Representatives of U.S. religious and human rights organizations called for the Salvadoran government to reopen the investigation of the 1980 killing of three U.S. nuns and a lay missionary.
It is important to "ask the Salvadoran government and prosecutors to open this case, so that the masterminds of this crime do not walk free, with impunity," said Claire White, who came on behalf of her father, former Ambassador Robert White, who died in January.
White told Catholic News Service the U.S. government should pressure the Salvadoran authorities to do a proper investigation and not let the intellectual authors go unpunished.
On Dec. 2, 1980, Maryknoll Sisters Maura Clark and Ita Ford, Ursuline Sister Dorothy Kazel and lay missionary Jean Donovan were abducted, raped and murdered by members of the National Guard, when the North Americans traveled by car from the airport. Civil war in El Salvador had erupted earlier that year. The churchwomen were in El Salvador to work with refugees of that conflict, but were regarded as leftist by the government.
The U.N. Truth Commission, established in 1992 to investigate cases of political violence during the civil war, concluded that then-Col. Eugenio Vides Casanova, director of the National Guard, knew that a unit from his command had carried out the assassinations and facilitated the concealment of the facts, which hampered the investigation. In 1984, four guardsmen were found guilty of the killings and convicted to 30 years in prison, but those who planned the murders and gave the orders have never been brought to justice, said some of the more than 100 North Americans who traveled to El Salvador to commemorate the 35th anniversary of the murders.
"There may be justice if we North American women go back and do what we need to do in terms of strategizing to make that happen," Ursuline Sister Janet Marie Peterworth of Louisville, Kentucky, told CNS during a Nov. 30 memorial service held in San Salvador's Parque Cuscatlan.
She recalled the last letters she received from Donovan from El Salvador and added, "It's cold and rainy in December in the States, and I can't stop thinking of Jean Donovan and what she said in one of her last correspondence: 'I would come home, but where else can you find roses in December?'"
"She did not come home, she decided to stay," she added, with tears rolling down her cheek.

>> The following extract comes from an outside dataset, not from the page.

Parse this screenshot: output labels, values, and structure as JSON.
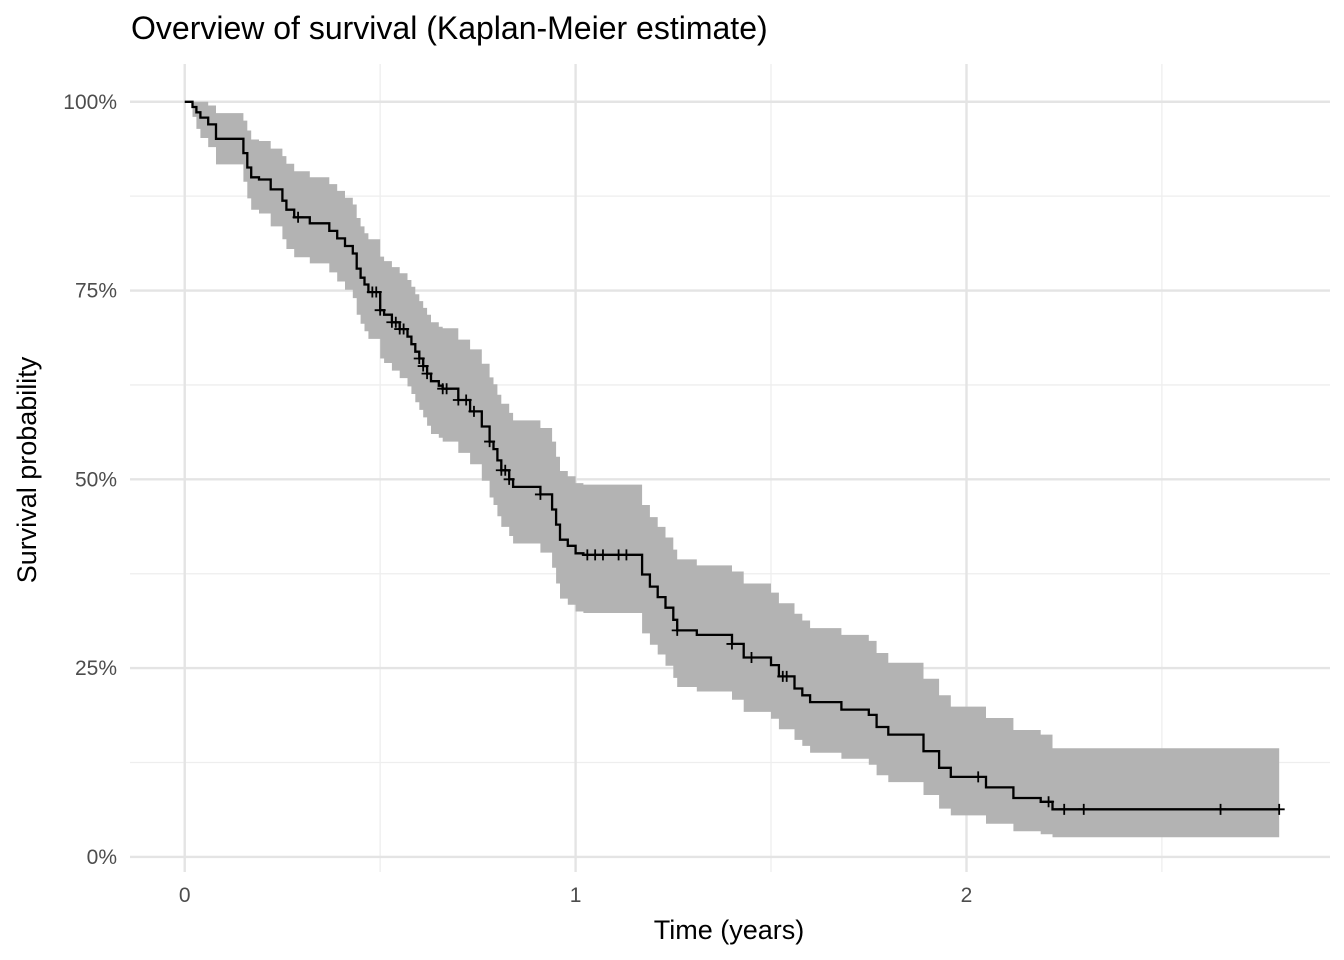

Sister Peterworth said Donovan used to say that the Salvadoran military would not kill "an American blond."
"But they did," Sister Peterworth added.
Isabel Hernandez, El Salvador office director of the SHARE Foundation, said: "We don't want revenge because we are Christians, but we do want justice, the truth, we want to know who gave the order." She said the 1992 Salvadoran amnesty law must be repealed because it protects those responsible for the murders of the churchwomen and many other victims.
In 2002, Vides Casanova and former Defense Minister Jose Guillermo Garcia, who were both granted residence in the United States, were found responsible by a Florida jury in a federal civil case for the torture of three Salvadorans. In April 2015, Vides Casanova was deported to El Salvador for participating and assisting the torture and assassination of thousands of victims, including the four churchwomen.
The four guardsmen were convicted because they were not eligible for amnesty, as their case was regarded as nonpolitical.
During the current visit, U.S. delegates visited the tomb of Archbishop Oscar Romero, assassinated in March 1980. They also went to Central American University, where six Jesuit priests and two women were killed in November 1989 by a military unit.
On Dec. 2, they were to travel to Santiago Nonualco, a small town in La Paz department, to attend a memorial service at the very spot where the three nuns and the lay missionary were shot dead.